Starlinger-Anlagen bereits für 3 Standorte von rPET-Gigant CarbonLITE

Starlinger recycling technology (Österreich) wird Ende des Jahres PET-Recyclinganlagen mit einer Gesamtkapazität von 5,4 Tonnen/Stunde an die neue Niederlassung von CarbonLITE in Pennsylvania liefern. CarbonLITE ist ein bedeutender Hersteller von lebensmitteltauglichem rPET, der bereits Starlinger-Recyclinganlagen an seinen Standorten in Riverside und Dallas betreibt.

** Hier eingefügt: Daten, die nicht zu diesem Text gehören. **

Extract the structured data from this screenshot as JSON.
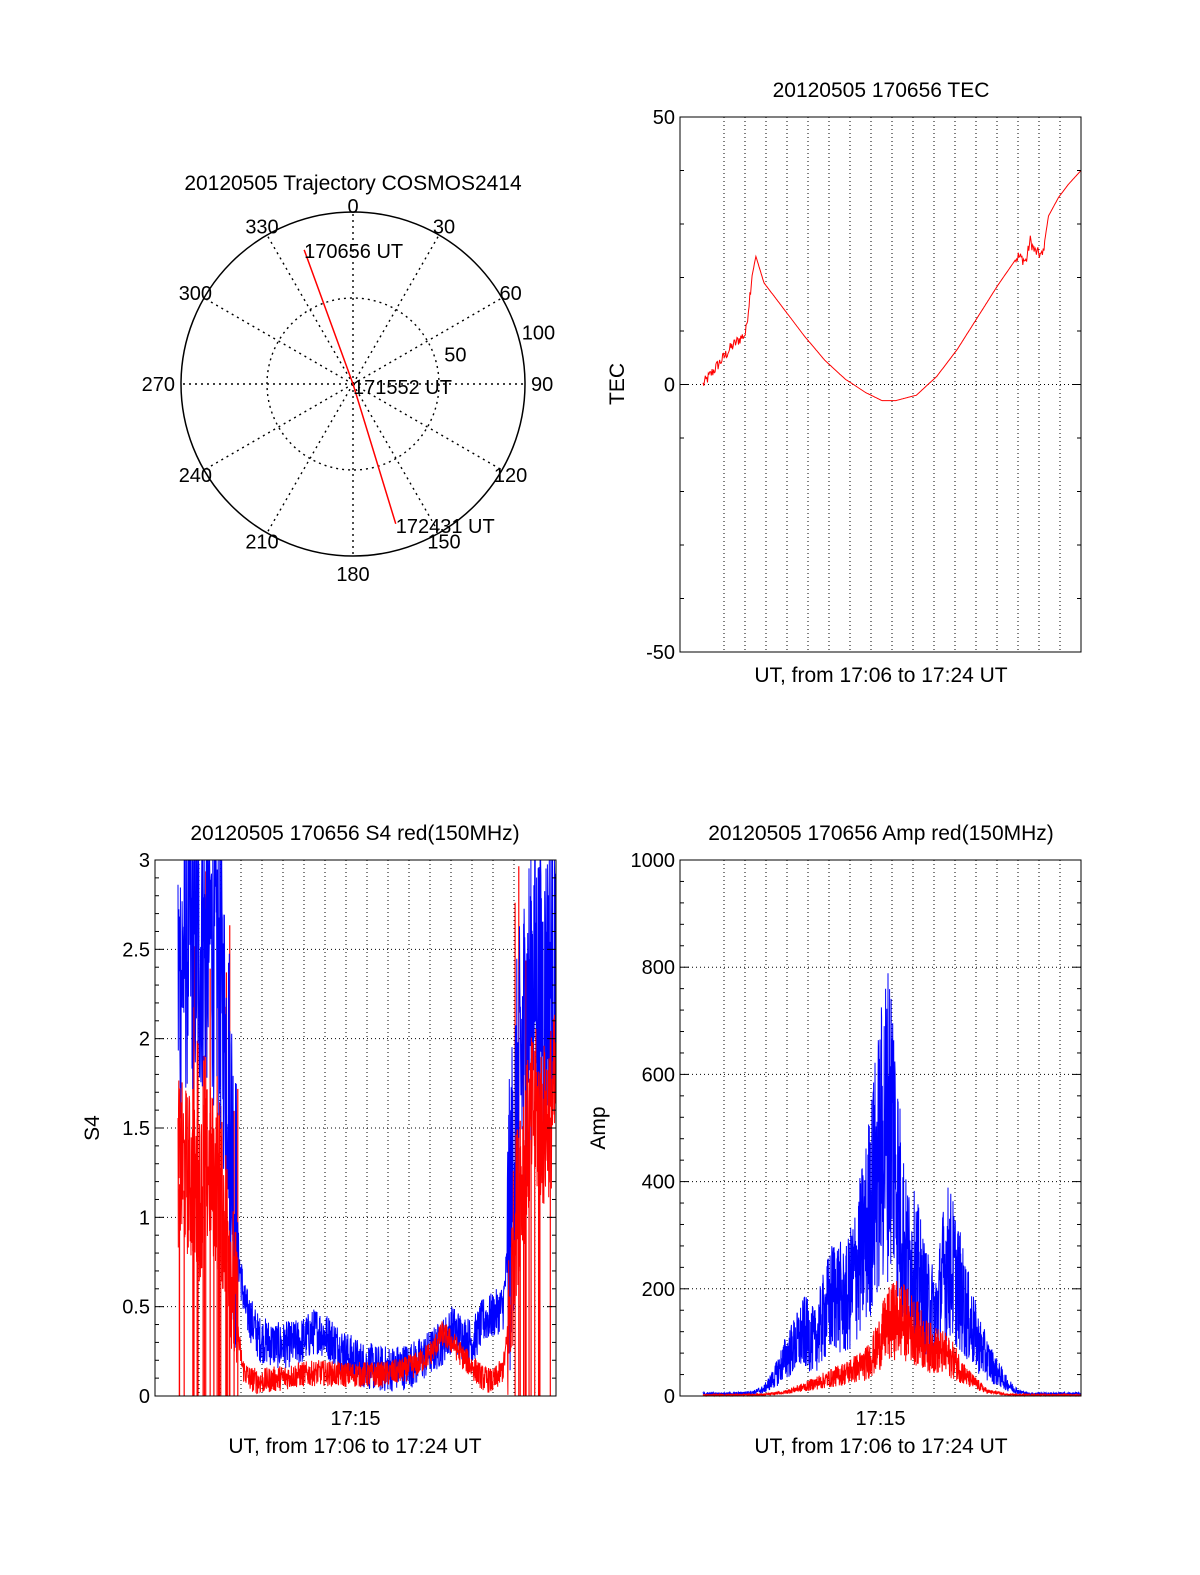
{
  "chart_data": [
    {
      "type": "polar",
      "title": "20120505 Trajectory COSMOS2414",
      "angle_labels": [
        "0",
        "30",
        "60",
        "90",
        "120",
        "150",
        "180",
        "210",
        "240",
        "270",
        "300",
        "330"
      ],
      "angle_values": [
        0,
        30,
        60,
        90,
        120,
        150,
        180,
        210,
        240,
        270,
        300,
        330
      ],
      "radius_labels": [
        "50",
        "100"
      ],
      "radius_values": [
        50,
        100
      ],
      "rmax": 100,
      "grid": true,
      "trajectory": {
        "color": "#ff0000",
        "points": [
          {
            "az": 340,
            "r": 83
          },
          {
            "az": 0,
            "r": 0
          },
          {
            "az": 163,
            "r": 85
          }
        ]
      },
      "annotations": [
        {
          "text": "170656 UT",
          "az": 340,
          "r": 83
        },
        {
          "text": "171552 UT",
          "az": 0,
          "r": 0
        },
        {
          "text": "172431 UT",
          "az": 163,
          "r": 85
        }
      ]
    },
    {
      "type": "line",
      "title": "20120505 170656 TEC",
      "xlabel": "UT, from 17:06 to 17:24 UT",
      "ylabel": "TEC",
      "xlim": [
        0,
        18.6
      ],
      "ylim": [
        -50,
        50
      ],
      "yticks": [
        "50",
        "0",
        "-50"
      ],
      "ytick_values": [
        50,
        0,
        -50
      ],
      "grid": true,
      "series": [
        {
          "color": "#ff0000",
          "x": [
            0,
            0.3,
            0.6,
            1.0,
            1.4,
            1.8,
            2.1,
            2.4,
            2.6,
            3.0,
            4.0,
            5.0,
            6.0,
            7.0,
            8.0,
            8.8,
            9.5,
            10.5,
            11.5,
            12.5,
            13.5,
            14.5,
            15.5,
            15.9,
            16.1,
            16.3,
            16.7,
            17.0,
            17.5,
            18.0,
            18.6
          ],
          "y": [
            0,
            1.5,
            3.0,
            5.0,
            7.0,
            8.5,
            9.5,
            20.0,
            24.0,
            19.0,
            14.0,
            9.0,
            4.5,
            1.0,
            -1.5,
            -3.0,
            -3.0,
            -2.0,
            1.5,
            6.5,
            12.5,
            18.5,
            24.0,
            23.0,
            27.0,
            25.0,
            24.0,
            31.5,
            35.0,
            37.5,
            40.0
          ]
        }
      ]
    },
    {
      "type": "line",
      "title": "20120505 170656 S4 red(150MHz)",
      "xlabel": "UT, from 17:06 to 17:24 UT",
      "ylabel": "S4",
      "xlim": [
        0,
        18.6
      ],
      "ylim": [
        0,
        3
      ],
      "xticks": [
        "17:15"
      ],
      "xtick_values": [
        9.3
      ],
      "yticks": [
        "0",
        "0.5",
        "1",
        "1.5",
        "2",
        "2.5",
        "3"
      ],
      "ytick_values": [
        0,
        0.5,
        1,
        1.5,
        2,
        2.5,
        3
      ],
      "grid": true,
      "series": [
        {
          "color": "#0000ff",
          "x": [
            0,
            0.5,
            1.0,
            1.5,
            2.0,
            2.5,
            2.8,
            3.0,
            3.3,
            4.0,
            5.0,
            6.0,
            6.8,
            7.5,
            8.3,
            9.0,
            10.0,
            11.0,
            11.8,
            12.5,
            13.0,
            13.5,
            14.0,
            14.5,
            15.0,
            15.5,
            16.0,
            16.3,
            16.6,
            17.0,
            17.5,
            18.0,
            18.6
          ],
          "y": [
            2.3,
            2.6,
            2.5,
            2.6,
            2.4,
            1.8,
            1.1,
            0.75,
            0.5,
            0.32,
            0.28,
            0.3,
            0.37,
            0.32,
            0.23,
            0.18,
            0.15,
            0.16,
            0.19,
            0.25,
            0.3,
            0.38,
            0.33,
            0.3,
            0.42,
            0.45,
            0.5,
            0.9,
            1.5,
            2.0,
            2.4,
            2.2,
            2.6
          ]
        },
        {
          "color": "#ff0000",
          "x": [
            0,
            0.5,
            1.0,
            1.5,
            2.0,
            2.5,
            2.8,
            3.0,
            3.2,
            3.5,
            4.0,
            5.0,
            6.0,
            7.0,
            8.0,
            9.0,
            10.0,
            11.0,
            11.8,
            12.5,
            13.0,
            13.5,
            14.0,
            14.5,
            15.0,
            15.5,
            16.0,
            16.3,
            16.6,
            17.0,
            17.5,
            18.0,
            18.6
          ],
          "y": [
            1.3,
            1.25,
            1.1,
            1.3,
            1.15,
            0.9,
            0.5,
            0.3,
            0.15,
            0.1,
            0.08,
            0.1,
            0.12,
            0.13,
            0.12,
            0.12,
            0.12,
            0.14,
            0.18,
            0.25,
            0.35,
            0.3,
            0.22,
            0.16,
            0.1,
            0.08,
            0.15,
            0.4,
            1.0,
            1.3,
            1.6,
            1.5,
            1.7
          ]
        }
      ]
    },
    {
      "type": "line",
      "title": "20120505 170656 Amp red(150MHz)",
      "xlabel": "UT, from 17:06 to 17:24 UT",
      "ylabel": "Amp",
      "xlim": [
        0,
        18.6
      ],
      "ylim": [
        0,
        1000
      ],
      "xticks": [
        "17:15"
      ],
      "xtick_values": [
        9.3
      ],
      "yticks": [
        "0",
        "200",
        "400",
        "600",
        "800",
        "1000"
      ],
      "ytick_values": [
        0,
        200,
        400,
        600,
        800,
        1000
      ],
      "grid": true,
      "series": [
        {
          "color": "#0000ff",
          "x": [
            0,
            1.5,
            2.5,
            3.0,
            3.5,
            4.0,
            4.5,
            5.0,
            5.5,
            6.0,
            6.5,
            7.0,
            7.5,
            8.0,
            8.5,
            9.0,
            9.3,
            9.6,
            10.0,
            10.5,
            11.0,
            11.5,
            11.8,
            12.1,
            12.5,
            13.0,
            13.5,
            14.0,
            14.5,
            15.0,
            15.5,
            16.0,
            17.0,
            18.6
          ],
          "y": [
            5,
            5,
            8,
            15,
            40,
            80,
            110,
            140,
            120,
            180,
            230,
            200,
            270,
            350,
            480,
            600,
            620,
            450,
            300,
            280,
            200,
            180,
            260,
            300,
            250,
            180,
            120,
            80,
            50,
            25,
            10,
            5,
            5,
            5
          ]
        },
        {
          "color": "#ff0000",
          "x": [
            0,
            3.0,
            4.0,
            5.0,
            6.0,
            7.0,
            8.0,
            8.5,
            9.0,
            9.5,
            10.0,
            10.5,
            11.0,
            11.5,
            12.0,
            12.5,
            13.0,
            13.5,
            14.0,
            15.0,
            18.6
          ],
          "y": [
            2,
            3,
            8,
            20,
            35,
            50,
            70,
            100,
            150,
            170,
            160,
            140,
            110,
            100,
            90,
            70,
            40,
            25,
            10,
            3,
            2
          ]
        }
      ]
    }
  ]
}
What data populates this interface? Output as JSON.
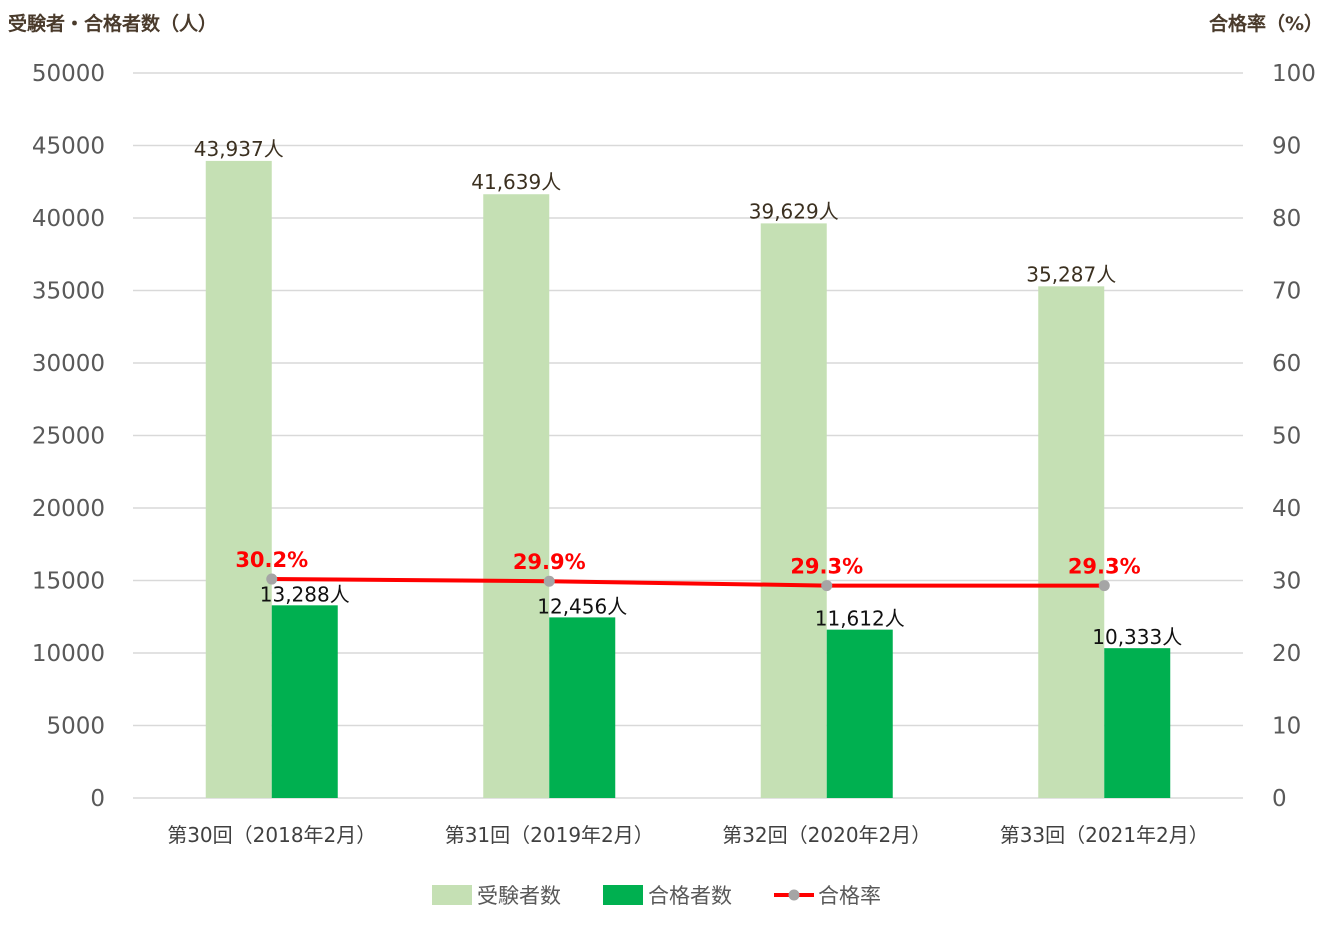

CarbonLITE erweitert seine Aktivitäten im PET-Recycling mit einem dritten Standort in Pennsylvania. Der Betrieb wird mit Starlinger "recoSTAR PET" Recyclinganlagen ausgestattet, die gewaschene und sortierte Flakes zu lebensmitteltauglichem rPET-Granulat verarbeiten. Die Anlagen, die gemeinsam einen Durchsatz von 5,4 Tonnen/Stunde erreichen, decken die komplette Bandbreite an PET-Materialströmen ab: von klaren und farbigen PET-Flakes bis hin zum Recycling von PET-Feinabrieb (kleine Partikel, die als Nebenprodukt beim Waschen und Zerkleinern anfallen).

Nach der Lieferung von PET-Recyclinganlagen an die Standorte in Riverside, Kalifornien und Dallas, Texas ist dies die dritte Zusammenarbeit von Starlinger und CarbonLITE. "Mit den ersten beiden Installationen in Kalifornien und Texas haben wir uns das Vertrauen von CarbonLITE in unsere Technologie erarbeitet", so Paul Niedl, kommerzieller Leiter von Starlinger recycling technology. Das neue Werk wird nach Erreichen der vollen Produktion Anfang 2020 über eine Jahreskapazität von mehr als 2 Milliarden Post-Consumer-Flaschen verfügen; mit der Eröffnung des Standorts in Pennsylvania steigt die Gesamtzahl der von CarbonLITE recycelten Flaschen auf 6 Milliarden pro Jahr. Die Hauptabnehmer des Regranulats sind bedeutende Getränkehersteller, die sich Recycling-Material in unmittelbarer Nähe ihrer regionalen Abfüllanlagen sichern möchten. Die Verfügbarkeit von rPET aus lokalen Quellen erlaubt es Markeninhabern, verstärkt recyceltes Material zu verwenden und so den CO2-Fußabdruck ihrer Getränkeflaschen zu reduzieren.